Emergence of Adaptive Circadian Rhythms in Deep Reinforcement Learning
This work addresses the problem of how artificial agents can adapt to environmental regularities, offering insights for robotics and AI, though it is incremental in applying known methods to a new domain.
The study investigated whether deep reinforcement learning agents can develop circadian-like rhythms in a foraging task with periodic environmental variations, and found that agents endogenously and adaptively internalized the rhythm, adjusting to phase shifts without retraining.

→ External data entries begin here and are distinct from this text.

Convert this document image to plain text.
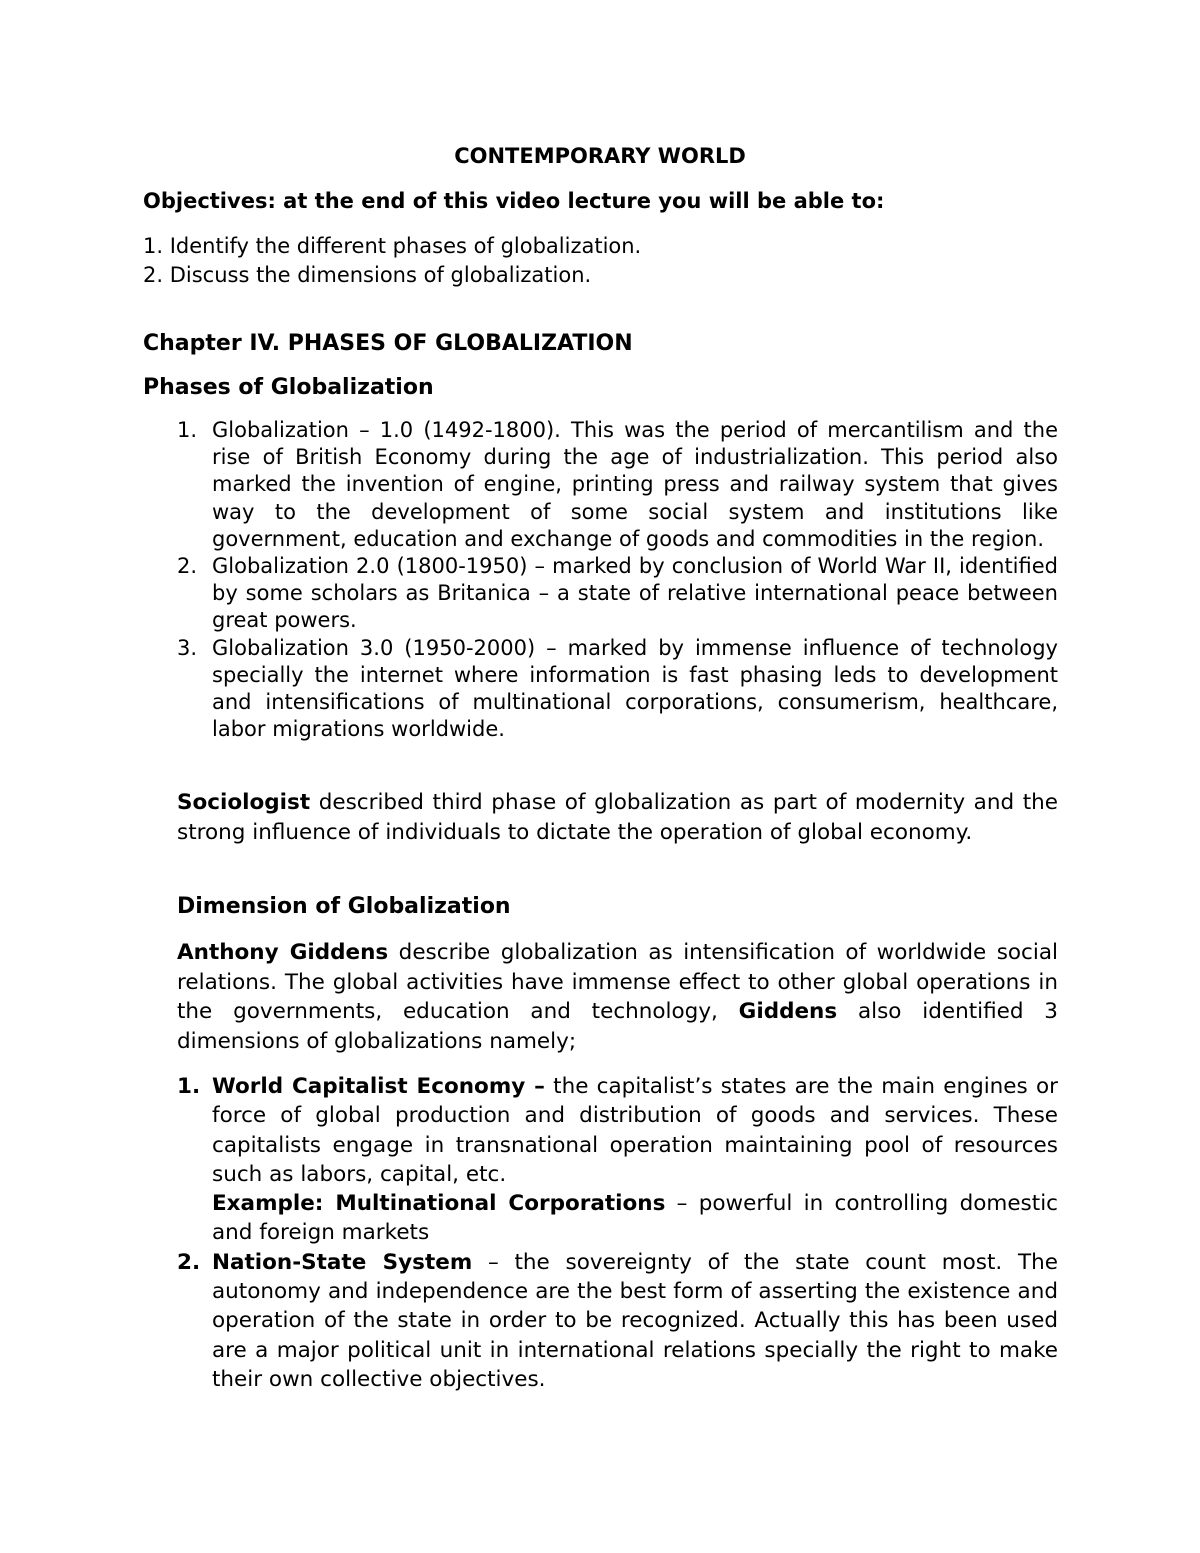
CONTEMPORARY WORLD
Objectives: at the end of this video lecture you will be able to:
1. Identify the different phases of globalization.
2. Discuss the dimensions of globalization.
Chapter IV. PHASES OF GLOBALIZATION
Phases of Globalization
1. Globalization – 1.0 (1492-1800). This was the period of mercantilism and the rise of British Economy during the age of industrialization. This period also marked the invention of engine, printing press and railway system that gives way to the development of some social system and institutions like government, education and exchange of goods and commodities in the region.
2. Globalization 2.0 (1800-1950) – marked by conclusion of World War II, identified by some scholars as Britanica – a state of relative international peace between great powers.
3. Globalization 3.0 (1950-2000) – marked by immense influence of technology specially the internet where information is fast phasing leds to development and intensifications of multinational corporations, consumerism, healthcare, labor migrations worldwide.

Sociologist described third phase of globalization as part of modernity and the strong influence of individuals to dictate the operation of global economy.

Dimension of Globalization

Anthony Giddens describe globalization as intensification of worldwide social relations. The global activities have immense effect to other global operations in the governments, education and technology, Giddens also identified 3 dimensions of globalizations namely;

1. World Capitalist Economy – the capitalist’s states are the main engines or force of global production and distribution of goods and services. These capitalists engage in transnational operation maintaining pool of resources such as labors, capital, etc.
Example: Multinational Corporations – powerful in controlling domestic and foreign markets
2. Nation-State System – the sovereignty of the state count most. The autonomy and independence are the best form of asserting the existence and operation of the state in order to be recognized. Actually this has been used are a major political unit in international relations specially the right to make their own collective objectives.
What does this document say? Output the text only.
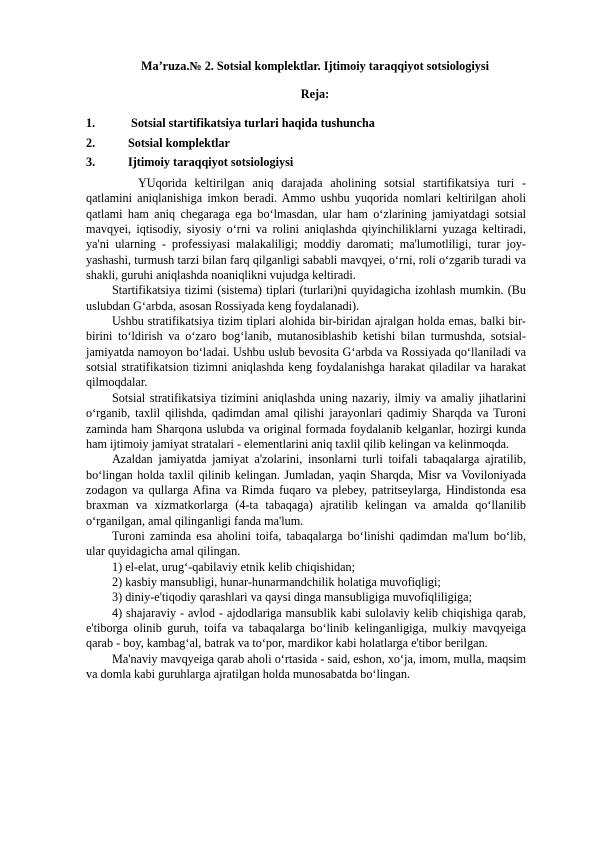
Ma’ruza.№ 2. Sotsial komplektlar. Ijtimoiy taraqqiyot sotsiologiysi
Reja:
1.	Sotsial startifikatsiya turlari haqida tushuncha
2.	Sotsial komplektlar
3.	Ijtimoiy taraqqiyot sotsiologiysi

YUqorida keltirilgan aniq darajada aholining sotsial startifikatsiya turi - qatlamini aniqlanishiga imkon beradi. Ammo ushbu yuqorida nomlari keltirilgan aholi qatlami ham aniq chegaraga ega bo‘lmasdan, ular ham o‘zlarining jamiyatdagi sotsial mavqyei, iqtisodiy, siyosiy o‘rni va rolini aniqlashda qiyinchiliklarni yuzaga keltiradi, ya'ni ularning - professiyasi malakaliligi; moddiy daromati; ma'lumotliligi, turar joy-yashashi, turmush tarzi bilan farq qilganligi sababli mavqyei, o‘rni, roli o‘zgarib turadi va shakli, guruhi aniqlashda noaniqlikni vujudga keltiradi.

Startifikatsiya tizimi (sistema) tiplari (turlari)ni quyidagicha izohlash mumkin. (Bu uslubdan G‘arbda, asosan Rossiyada keng foydalanadi).

Ushbu stratifikatsiya tizim tiplari alohida bir-biridan ajralgan holda emas, balki bir-birini to‘ldirish va o‘zaro bog‘lanib, mutanosiblashib ketishi bilan turmushda, sotsial-jamiyatda namoyon bo‘ladai. Ushbu uslub bevosita G‘arbda va Rossiyada qo‘llaniladi va sotsial stratifikatsion tizimni aniqlashda keng foydalanishga harakat qiladilar va harakat qilmoqdalar.

Sotsial stratifikatsiya tizimini aniqlashda uning nazariy, ilmiy va amaliy jihatlarini o‘rganib, taxlil qilishda, qadimdan amal qilishi jarayonlari qadimiy Sharqda va Turoni zaminda ham Sharqona uslubda va original formada foydalanib kelganlar, hozirgi kunda ham ijtimoiy jamiyat stratalari - elementlarini aniq taxlil qilib kelingan va kelinmoqda.

Azaldan jamiyatda jamiyat a'zolarini, insonlarni turli toifali tabaqalarga ajratilib, bo‘lingan holda taxlil qilinib kelingan. Jumladan, yaqin Sharqda, Misr va Voviloniyada zodagon va qullarga Afina va Rimda fuqaro va plebey, patritseylarga, Hindistonda esa braxman va xizmatkorlarga (4-ta tabaqaga) ajratilib kelingan va amalda qo‘llanilib o‘rganilgan, amal qilinganligi fanda ma'lum.

Turoni zaminda esa aholini toifa, tabaqalarga bo‘linishi qadimdan ma'lum bo‘lib, ular quyidagicha amal qilingan.

1) el-elat, urug‘-qabilaviy etnik kelib chiqishidan;

2) kasbiy mansubligi, hunar-hunarmandchilik holatiga muvofiqligi;

3) diniy-e'tiqodiy qarashlari va qaysi dinga mansubligiga muvofiqliligiga;

4) shajaraviy - avlod - ajdodlariga mansublik kabi sulolaviy kelib chiqishiga qarab, e'tiborga olinib guruh, toifa va tabaqalarga bo‘linib kelinganligiga, mulkiy mavqyeiga qarab - boy, kambag‘al, batrak va to‘por, mardikor kabi holatlarga e'tibor berilgan.

Ma'naviy mavqyeiga qarab aholi o‘rtasida - said, eshon, xo‘ja, imom, mulla, maqsim va domla kabi guruhlarga ajratilgan holda munosabatda bo‘lingan.
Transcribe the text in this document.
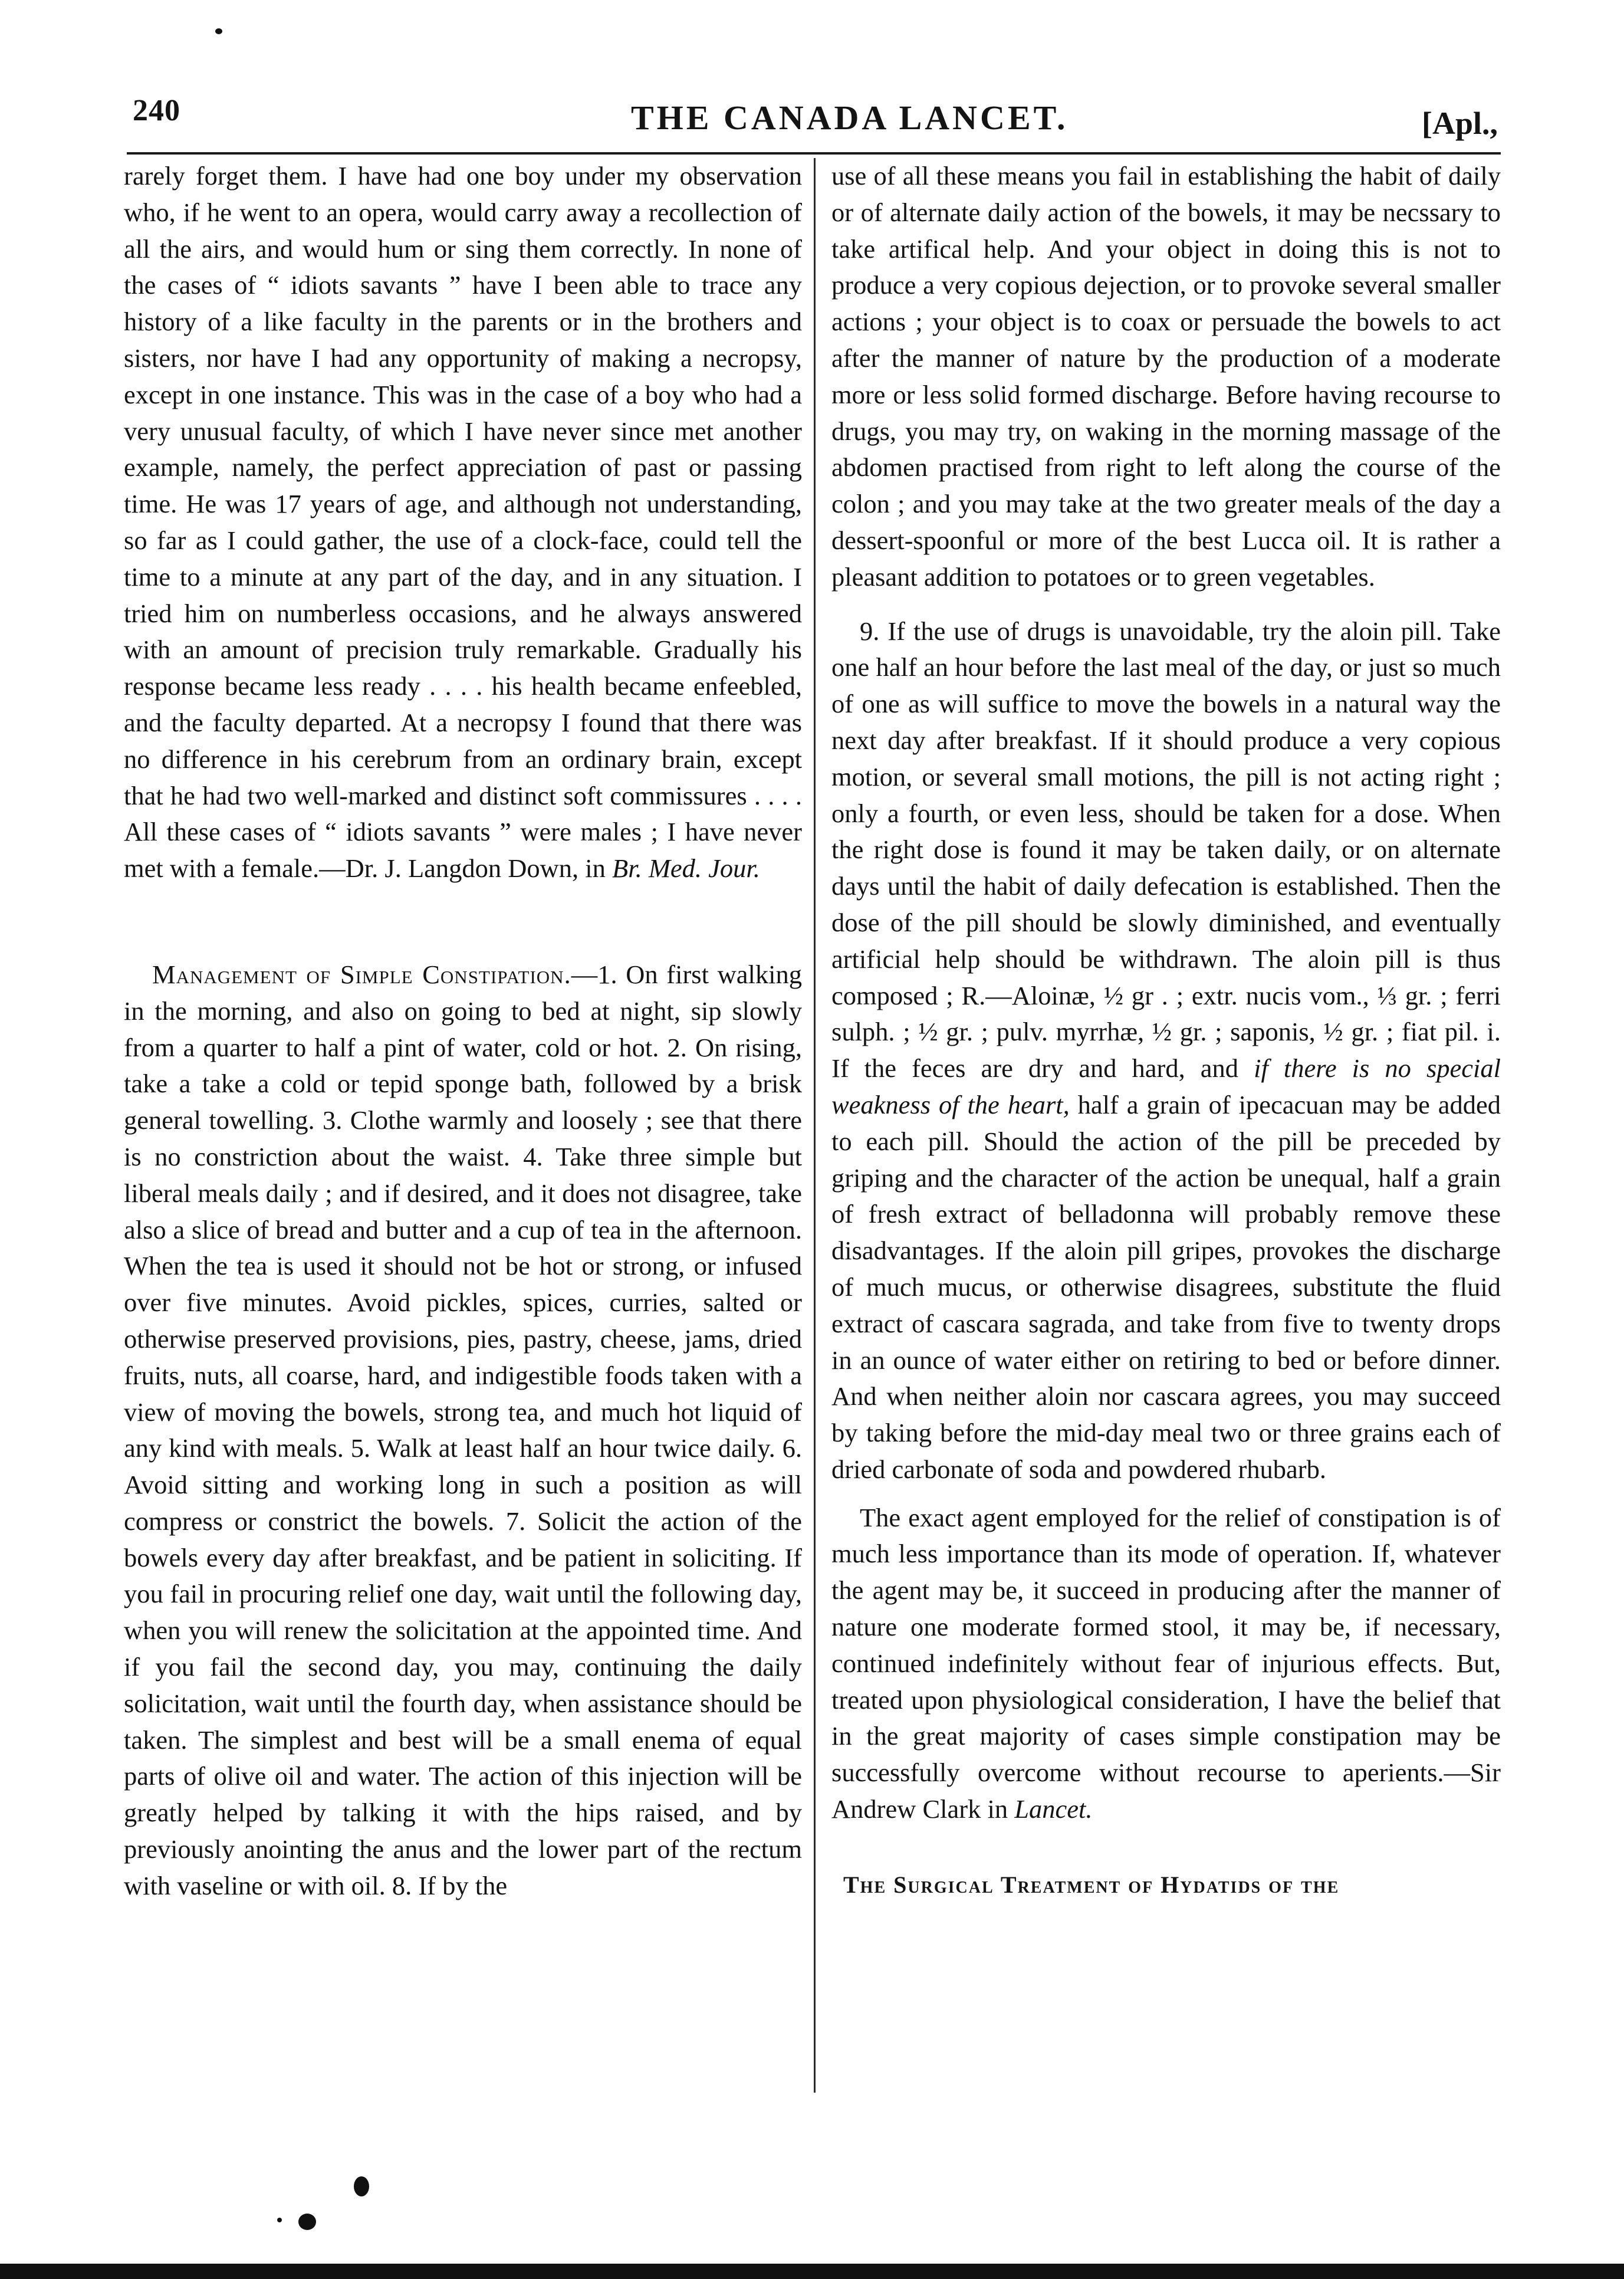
240	THE CANADA LANCET.	[Apl.,

rarely forget them. I have had one boy under my observation who, if he went to an opera, would carry away a recollection of all the airs, and would hum or sing them correctly. In none of the cases of “ idiots savants ” have I been able to trace any history of a like faculty in the parents or in the brothers and sisters, nor have I had any opportunity of making a necropsy, except in one instance. This was in the case of a boy who had a very unusual faculty, of which I have never since met another example, namely, the perfect appreciation of past or passing time. He was 17 years of age, and although not understanding, so far as I could gather, the use of a clock-face, could tell the time to a minute at any part of the day, and in any situation. I tried him on numberless occasions, and he always answered with an amount of precision truly remarkable. Gradually his response became less ready . . . . his health became enfeebled, and the faculty departed. At a necropsy I found that there was no difference in his cerebrum from an ordinary brain, except that he had two well-marked and distinct soft commissures . . . . All these cases of “ idiots savants ” were males ; I have never met with a female.—Dr. J. Langdon Down, in Br. Med. Jour.

Management of Simple Constipation.—1. On first walking in the morning, and also on going to bed at night, sip slowly from a quarter to half a pint of water, cold or hot. 2. On rising, take a take a cold or tepid sponge bath, followed by a brisk general towelling. 3. Clothe warmly and loosely ; see that there is no constriction about the waist. 4. Take three simple but liberal meals daily ; and if desired, and it does not disagree, take also a slice of bread and butter and a cup of tea in the afternoon. When the tea is used it should not be hot or strong, or infused over five minutes. Avoid pickles, spices, curries, salted or otherwise preserved provisions, pies, pastry, cheese, jams, dried fruits, nuts, all coarse, hard, and indigestible foods taken with a view of moving the bowels, strong tea, and much hot liquid of any kind with meals. 5. Walk at least half an hour twice daily. 6. Avoid sitting and working long in such a position as will compress or constrict the bowels. 7. Solicit the action of the bowels every day after breakfast, and be patient in soliciting. If you fail in procuring relief one day, wait until the following day, when you will renew the solicitation at the appointed time. And if you fail the second day, you may, continuing the daily solicitation, wait until the fourth day, when assistance should be taken. The simplest and best will be a small enema of equal parts of olive oil and water. The action of this injection will be greatly helped by talking it with the hips raised, and by previously anointing the anus and the lower part of the rectum with vaseline or with oil. 8. If by the

use of all these means you fail in establishing the habit of daily or of alternate daily action of the bowels, it may be necssary to take artifical help. And your object in doing this is not to produce a very copious dejection, or to provoke several smaller actions ; your object is to coax or persuade the bowels to act after the manner of nature by the production of a moderate more or less solid formed discharge. Before having recourse to drugs, you may try, on waking in the morning massage of the abdomen practised from right to left along the course of the colon ; and you may take at the two greater meals of the day a dessert-spoonful or more of the best Lucca oil. It is rather a pleasant addition to potatoes or to green vegetables.

9. If the use of drugs is unavoidable, try the aloin pill. Take one half an hour before the last meal of the day, or just so much of one as will suffice to move the bowels in a natural way the next day after breakfast. If it should produce a very copious motion, or several small motions, the pill is not acting right ; only a fourth, or even less, should be taken for a dose. When the right dose is found it may be taken daily, or on alternate days until the habit of daily defecation is established. Then the dose of the pill should be slowly diminished, and eventually artificial help should be withdrawn. The aloin pill is thus composed ; R.—Aloinæ, ½ gr . ; extr. nucis vom., ⅓ gr. ; ferri sulph. ; ½ gr. ; pulv. myrrhæ, ½ gr. ; saponis, ½ gr. ; fiat pil. i. If the feces are dry and hard, and if there is no special weakness of the heart, half a grain of ipecacuan may be added to each pill. Should the action of the pill be preceded by griping and the character of the action be unequal, half a grain of fresh extract of belladonna will probably remove these disadvantages. If the aloin pill gripes, provokes the discharge of much mucus, or otherwise disagrees, substitute the fluid extract of cascara sagrada, and take from five to twenty drops in an ounce of water either on retiring to bed or before dinner. And when neither aloin nor cascara agrees, you may succeed by taking before the mid-day meal two or three grains each of dried carbonate of soda and powdered rhubarb.

The exact agent employed for the relief of constipation is of much less importance than its mode of operation. If, whatever the agent may be, it succeed in producing after the manner of nature one moderate formed stool, it may be, if necessary, continued indefinitely without fear of injurious effects. But, treated upon physiological consideration, I have the belief that in the great majority of cases simple constipation may be successfully overcome without recourse to aperients.—Sir Andrew Clark in Lancet.

The Surgical Treatment of Hydatids of the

Adapting to regularities of the environment is critical for biological organisms to anticipate events and plan. A prominent example is the circadian rhythm corresponding to the internalization by organisms of the $24$-hour period of the Earth's rotation. In this work, we study the emergence of circadian-like rhythms in deep reinforcement learning agents. In particular, we deployed agents in an environment with a reliable periodic variation while solving a foraging task. We systematically characterize the agent's behavior during learning and demonstrate the emergence of a rhythm that is endogenous and entrainable. Interestingly, the internal rhythm adapts to shifts in the phase of the environmental signal without any re-training. Furthermore, we show via bifurcation and phase response curve analyses how artificial neurons develop dynamics to support the internalization of the environmental rhythm. From a dynamical systems view, we demonstrate that the adaptation proceeds by the emergence of a stable periodic orbit in the neuron dynamics with a phase response that allows an optimal phase synchronisation between the agent's dynamics and the environmental rhythm.